Look at areas near you that have had lowest response rates in the past. This map allows you to find communities or neighborhoods where you could focus your reporting. The underlying data can be downloaded from here. We have also compiled county-level participation rates from 2000 and 2010 in one downloadable file here. Some examples of recent reporting in on this are here and here and here.
You can find numbers on undercounts (who gets missed, who gets counted twice and the net) for each state and places or counties with 100,000+ people from the 2010 census. Heads-up: Looks for “Summaries of estimate of coverage for states, places and counties” and use pull-down menu to pick your state. Warning, they are PDFs! (You’ll also see this was released in May 2012, which means we’ll see the 2020 version of this in 2022)
How an undercount in your community might affect programs like SNAP, WIC and Section 8. See story from Obed Manuel at the Dallas Morning News for inspriation. He used data from this study on how federal funding has been distributed in the past . This study provides breakdowns by state, including a spreadsheet showing the amounts distributed to each state from 55 large Census-guided federal expenditure programs in FY2016.The spreadsheet can be downloaded here.
Where should storm-displaced people be counted? Pew did this story recently.
The first batch of data (the redistricting file) will come in about February-March 2021. It will contain race and ethnicity breakdowns for the population as a whole, and then separately for the voting age population. There is also one table showing how many housing units are vacant or occupied. Here’s the prototype and this documentation from 2010 is also useful.
Here are some ideas you could start preparing for, particularly by compiling the analysis for previous decade(s) to have at the ready for when the new data becomes available.
Segregation: You can look at segregation in your city or metro area, using the dissimilarity index. You can find info on that here and here. You’ll want to look at multiple measures of segregation, including white-black, white-Hispanic, white-Asian, etc. You can get some great inspiration and find historical research in work by sociologist John Logan at Brown University.
Look at how the diversity index has changed in your city or metro.

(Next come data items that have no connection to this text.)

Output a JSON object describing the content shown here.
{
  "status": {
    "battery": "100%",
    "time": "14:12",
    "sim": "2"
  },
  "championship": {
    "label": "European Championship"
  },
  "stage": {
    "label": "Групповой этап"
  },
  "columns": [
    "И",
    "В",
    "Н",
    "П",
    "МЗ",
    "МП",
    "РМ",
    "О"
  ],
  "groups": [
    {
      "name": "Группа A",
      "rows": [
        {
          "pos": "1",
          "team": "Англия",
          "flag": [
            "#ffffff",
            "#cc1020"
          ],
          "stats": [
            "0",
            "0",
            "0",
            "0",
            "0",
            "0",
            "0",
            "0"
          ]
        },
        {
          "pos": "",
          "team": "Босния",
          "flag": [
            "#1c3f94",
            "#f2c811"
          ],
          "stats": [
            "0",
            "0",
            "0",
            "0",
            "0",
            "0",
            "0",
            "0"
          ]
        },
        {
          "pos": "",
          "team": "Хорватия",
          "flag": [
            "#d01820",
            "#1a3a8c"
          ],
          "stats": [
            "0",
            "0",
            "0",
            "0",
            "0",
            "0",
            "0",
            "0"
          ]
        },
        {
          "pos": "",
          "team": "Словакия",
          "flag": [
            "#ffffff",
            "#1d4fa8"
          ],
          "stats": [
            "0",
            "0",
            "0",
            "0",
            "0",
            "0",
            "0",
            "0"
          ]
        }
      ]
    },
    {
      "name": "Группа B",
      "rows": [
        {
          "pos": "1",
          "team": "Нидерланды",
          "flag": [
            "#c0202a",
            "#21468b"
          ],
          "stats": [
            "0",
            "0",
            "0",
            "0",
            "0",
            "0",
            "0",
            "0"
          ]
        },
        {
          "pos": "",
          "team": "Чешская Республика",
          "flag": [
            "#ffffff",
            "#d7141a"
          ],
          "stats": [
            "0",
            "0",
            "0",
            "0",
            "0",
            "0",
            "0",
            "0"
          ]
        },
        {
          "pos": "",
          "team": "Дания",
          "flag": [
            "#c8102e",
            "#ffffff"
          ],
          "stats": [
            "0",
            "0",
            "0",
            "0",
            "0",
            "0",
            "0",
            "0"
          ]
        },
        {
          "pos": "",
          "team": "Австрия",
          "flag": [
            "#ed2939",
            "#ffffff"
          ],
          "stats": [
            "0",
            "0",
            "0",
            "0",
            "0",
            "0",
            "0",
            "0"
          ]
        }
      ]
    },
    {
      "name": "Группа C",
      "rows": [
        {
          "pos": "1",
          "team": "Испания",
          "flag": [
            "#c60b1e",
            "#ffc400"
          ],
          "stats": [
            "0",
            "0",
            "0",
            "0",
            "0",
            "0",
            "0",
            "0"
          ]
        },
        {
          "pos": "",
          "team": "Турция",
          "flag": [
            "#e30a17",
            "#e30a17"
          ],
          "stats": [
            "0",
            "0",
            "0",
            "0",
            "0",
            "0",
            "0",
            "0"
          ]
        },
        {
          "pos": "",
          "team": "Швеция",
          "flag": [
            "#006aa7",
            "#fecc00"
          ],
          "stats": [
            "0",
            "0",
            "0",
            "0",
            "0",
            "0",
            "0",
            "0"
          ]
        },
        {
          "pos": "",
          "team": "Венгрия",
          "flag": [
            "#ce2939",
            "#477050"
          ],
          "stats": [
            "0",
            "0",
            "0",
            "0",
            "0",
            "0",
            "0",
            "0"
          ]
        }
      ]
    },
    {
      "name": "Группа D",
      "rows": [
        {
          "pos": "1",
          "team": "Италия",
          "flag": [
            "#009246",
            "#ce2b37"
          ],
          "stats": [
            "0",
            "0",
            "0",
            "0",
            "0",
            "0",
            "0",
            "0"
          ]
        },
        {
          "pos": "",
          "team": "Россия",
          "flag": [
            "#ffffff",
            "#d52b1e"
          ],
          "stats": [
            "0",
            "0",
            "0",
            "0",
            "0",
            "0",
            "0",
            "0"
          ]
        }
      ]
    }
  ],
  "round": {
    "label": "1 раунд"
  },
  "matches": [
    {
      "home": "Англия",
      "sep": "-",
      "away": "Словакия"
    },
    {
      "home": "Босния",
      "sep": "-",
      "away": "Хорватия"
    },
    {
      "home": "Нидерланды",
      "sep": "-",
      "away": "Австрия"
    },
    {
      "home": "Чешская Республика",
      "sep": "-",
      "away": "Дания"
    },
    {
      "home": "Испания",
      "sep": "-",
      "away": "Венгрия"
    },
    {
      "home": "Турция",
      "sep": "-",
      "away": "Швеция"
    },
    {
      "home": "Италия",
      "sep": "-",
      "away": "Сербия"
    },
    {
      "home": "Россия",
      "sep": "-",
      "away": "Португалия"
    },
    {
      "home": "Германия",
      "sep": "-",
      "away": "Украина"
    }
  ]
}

The diversity index measures the chance that any two people are from different groups. You can get some inspriation from the “Changing Face of America” project by USA Today in 2014:interactive map; Story 1; Story 2; Story 3; and here’s a local takeout from the diversity analysis.. Also, here’s the methodology with directions for how to calculate the diversity index yourself and a great video USA Today compiled to explain the diversity index to the average reader.
Sprawl: What share of a city or metro’s population lies within its core (however you want to define that core)? There’s been a lot of talk recently about millenials not wanting to live in the cheap houses in the exurbs, which may be a driving force for curbing sprawl.
Vacancy rates: The first batch of data will have a simple breakdown of how many housing units are vacant or occupied. This might be especially interesting to compare to 2010 when the recession was still hammering most places. You could use the latest American Community Survey or Multiple Listing Service (MLS) data to show prices.
Areas with biggest population gains/losses compared to the 2010 Census. Especially interesting areas to pay attention to are urban downtowns, rural areas, the outer fringes of metro areas. But don’t forget about the mid-sized cities outside metro areas because you might find some surprises. Warning: small places will be hard to measure because of the new differential privacy application.
Did any of the places that had been losing population (as of the 2010 Census), turn it around?
Majority-minority areas. Certainly there were will be cities or counties around you that might have crossed this threshold in the past decade.
Diversity of youth compared to adults. Since the redistricting file will have a separate racial breakdown for the 18 and over population, you could subtract this from the total population to generate racial breakdown of the under age 18 population. In most places you will likely see a stark difference in the diversity of youth compared to adults. You can then see how this is playing out in schools, child care centers, summer camps and other places that are geared toward kids.
Does “prison gerrymandering” happen in your state? Read more about prison gerrymandering here. Also, The Prison Policy Initiative has a project on prison gerrymandering. The Census Bureau will release a breakdown of types of group quarters at block level in the first big wave of data used by legislatures. (That will be published state by state in February and March of 2021.) This will be a first. That way, states can subtract prison populations from any place they like and use their own records on inmates’ previous residence to move them elsewhere.
New on this Census, respondents identifying as black or African American will have the opportunity to identify their origin (i.e. Somali, Ethiopian, Haitian, etc.). Since there isn’t prior data on this, the primary way to use it will to identify which subgroups are living in your communities, and identifying where there are dense pockets of them living will help point you to where you should be knocking on doors for interviews.
Lots of opportunities to look at household relationships: multigenerational families, grandparents raising their grandkids, same-sex married or unmarried couples, etc.
Aging. What places have the highest median age? (indicating high density of elderly) Are they struggling to provide enough services to the elderly? Or to find working-age people to take the jobs needed, especially those to support the elderly? There should also be age breakdowns for each racial group and Hispanic/Latino that will allow you to see trends within those specific groups, as well.